Product Improvements

Bill Mangum and Grant Skousen, FamilySearch product managers, talked about new and coming FamilySearch features.

Family Tree now has a Descendency view in addition to pedigree and fan-chart views. The descendency view includes icons indicating individuals with data problems and individuals with research suggestions.

Family Tree Descendency View includes data problem and research suggestion icons

Some of the possible data problems and research suggestions identified are

  • born before died
  • lived too long
  • missing birth and death year
  • born after father died
  • born after mother died
  • born after mother could bear children
  • born  before father could father children
  • born before father
  • born before mother could bear children
  • born before mother
  • died too young to be married or have children
  • person may have children
  • possible child gap in middle
  • less than 3 children

The Enhanced Attach feature is already available. When a record contains more than one family member, the record can be attached to all the members of the family in a single operation. The feature is activated by attaching the record to one of the members of the family. Other family members are then offered for attachment.

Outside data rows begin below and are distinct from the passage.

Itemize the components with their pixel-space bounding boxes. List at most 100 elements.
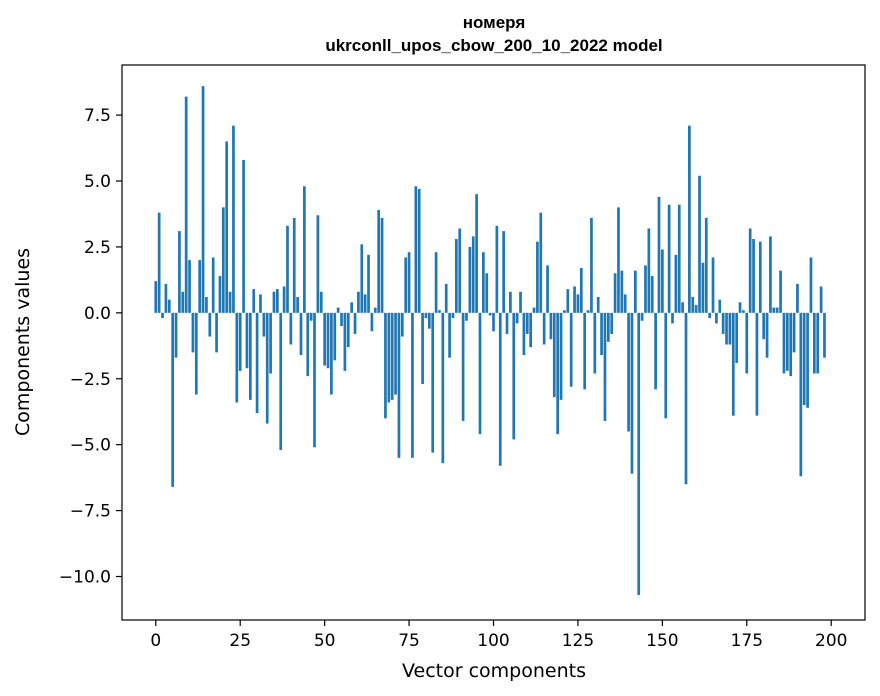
bar [319,291,323,313]
bar [407,252,411,313]
bar [799,312,803,477]
bar [559,312,563,400]
bar [515,312,519,324]
bar [752,239,755,313]
bar [792,312,796,353]
chart-title-line-2: ukrconll_upos_cbow_200_10_2022 model [325,36,662,55]
bar [536,241,539,313]
bar [542,312,546,345]
bar [775,307,779,313]
bar [661,249,664,313]
y-tick-label: −10.0 [59,567,111,587]
bar [211,257,215,313]
bar [451,312,455,319]
bar [785,312,789,371]
bar [333,312,337,361]
bar [654,312,657,390]
bar [282,286,286,313]
bar [248,312,252,400]
bar [448,312,451,358]
bar [414,186,418,313]
bar [346,312,350,348]
bar [296,297,299,313]
bar [512,312,516,440]
bar [711,257,715,313]
bar [671,312,674,324]
bar [758,241,762,313]
y-tick-label: −7.5 [70,502,111,522]
bar [647,228,651,313]
y-tick-label: 0.0 [84,304,111,324]
bar [444,283,448,313]
x-tick-label: 25 [229,631,251,651]
bar [404,257,408,313]
y-tick-label: −5.0 [70,436,111,456]
bar [313,312,316,448]
y-tick-label: 2.5 [84,238,111,258]
bar [579,268,583,313]
bar-series [154,86,826,595]
bar [181,291,185,313]
chart-title-line-1: номеря [463,13,526,32]
bar [384,312,387,419]
bar [762,312,766,340]
bar [708,312,711,319]
bar [390,312,394,400]
bar [259,294,262,313]
bar [340,312,343,327]
bar [809,257,813,313]
bar [373,307,377,313]
bar [394,312,397,395]
x-tick-label: 50 [314,631,336,651]
bar [617,207,620,313]
bar [488,312,492,316]
bar [519,291,522,313]
x-tick-label: 200 [815,631,847,651]
bar [728,312,732,345]
bar [802,312,806,406]
bar [610,312,614,334]
bar [238,312,242,371]
bar [704,217,708,313]
bar [157,212,161,313]
bar [269,312,272,374]
bar [674,254,678,313]
bar [441,312,445,464]
bar [600,312,603,356]
bar [201,86,205,313]
bar [438,310,441,313]
bar [806,312,809,408]
bar [630,312,634,474]
bar [343,312,347,371]
bar [245,312,249,369]
bar [475,194,478,313]
bar [525,312,529,334]
bar [309,312,313,321]
bar [205,297,208,313]
bar [498,312,502,466]
bar [573,286,576,313]
bar [255,312,259,414]
bar [198,260,202,313]
x-tick-label: 75 [398,631,420,651]
bar [586,310,590,313]
bar [276,289,279,313]
bar [563,310,566,313]
bar [482,252,485,313]
y-tick-label: 5.0 [84,172,111,192]
bar [657,196,661,313]
bar [292,217,296,313]
bar [455,239,458,313]
bar [400,312,404,337]
bar [336,307,340,313]
bar [725,312,728,345]
bar [218,275,222,313]
bar [529,312,532,348]
bar [377,210,381,313]
bar [721,312,725,334]
bar [411,312,414,458]
bar [363,294,367,313]
bar [606,312,610,342]
y-axis-ticks: 7.5 5.0 2.5 0.0 −2.5 −5.0 −7.5 −10.0 [59,106,122,587]
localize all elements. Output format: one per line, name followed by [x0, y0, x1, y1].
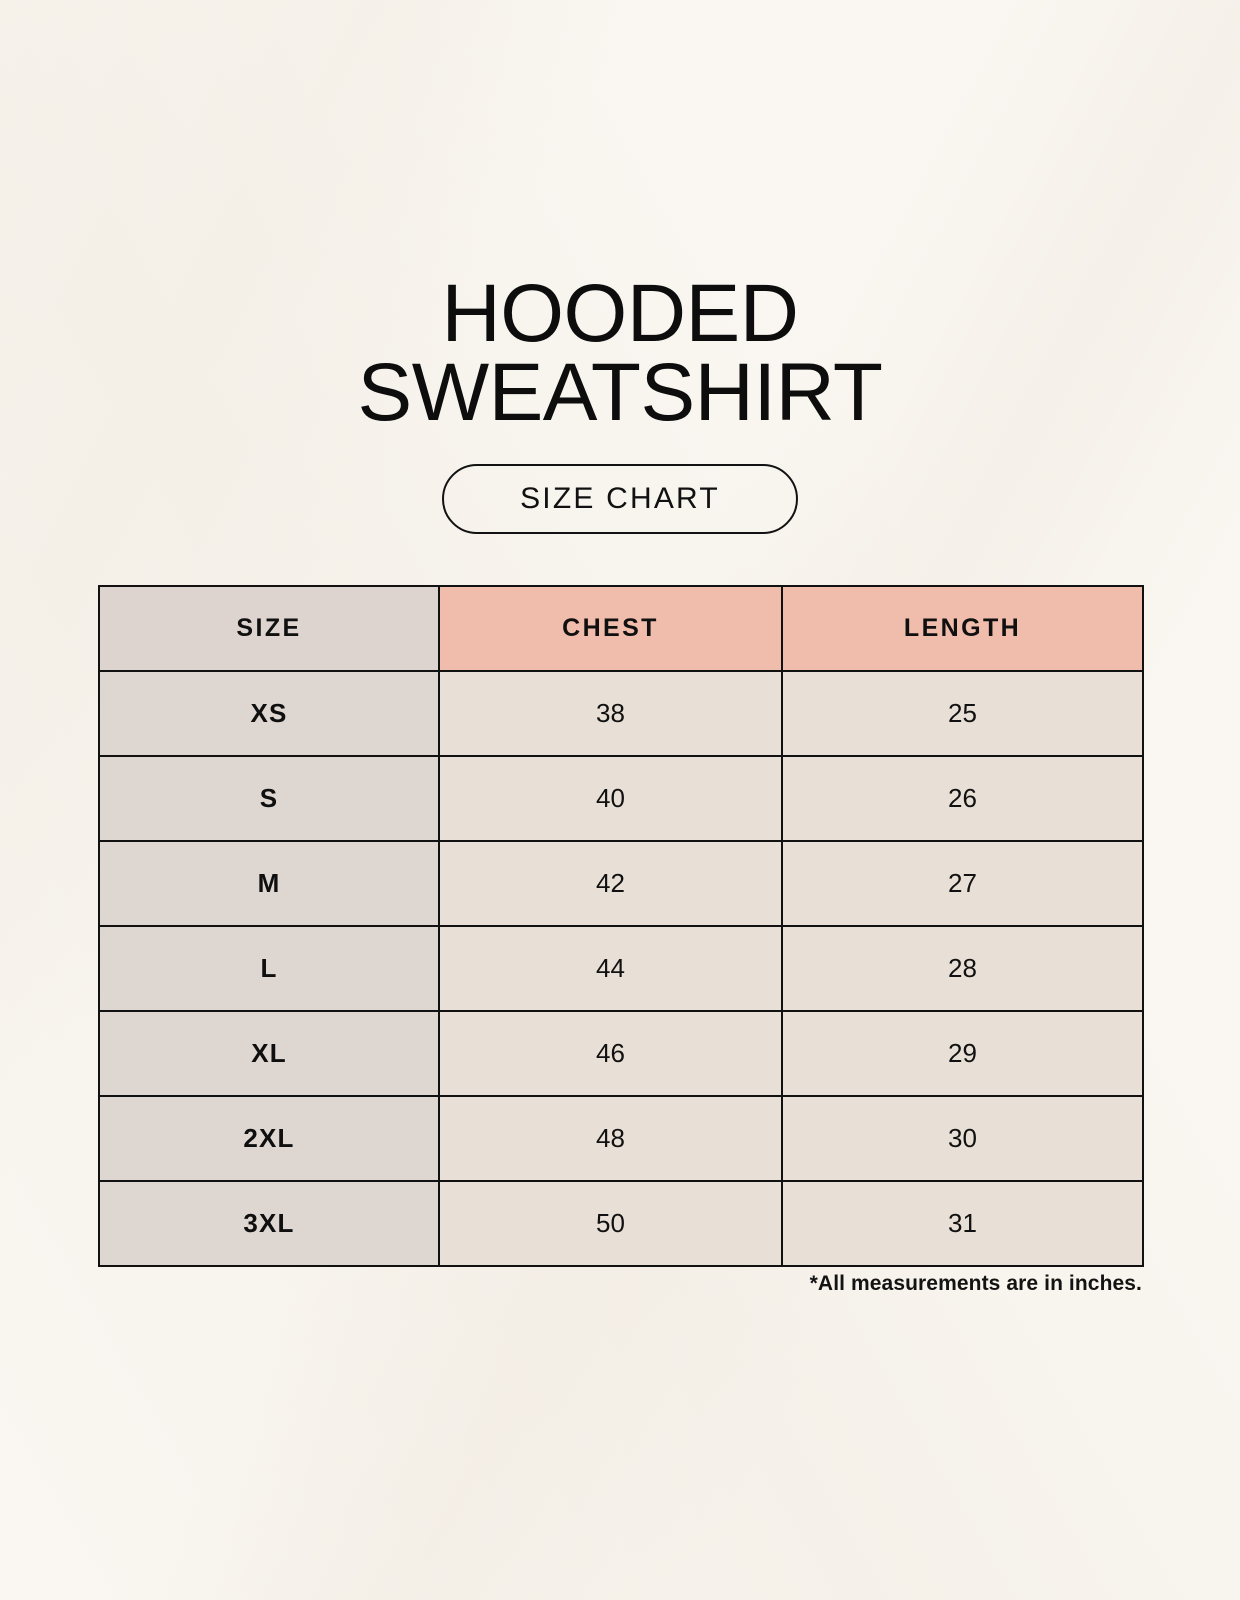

Enhanced Attach lets users attach entire families in a record to entire families in Family Tree

“Hinting,” FamilySearch’s version of Ancestry.com’s shakey leaf, is currently in beta. No projected release date was given.

FamilySearch has two smartphone apps in beta. (See my previous articles for more information.) If you’re interested in becoming a beta tester, email fs-mobile@familysearch.org and indicate your device type, iOS or Android.

Stay tuned for more of NGS 2014, later today or tomorrow.

1 comment:

  1. Thanks for all the live blogging. Valuable for those of us who can't make it to the conferences.

    Thanks also for the note about the Indexing Day. We'll start getting the members of our ward, including the youth, up to speed on that, so they'll be ready. Hopefully FS will be able to find a lot of records for beginners to index for -- and leading up to -- the event.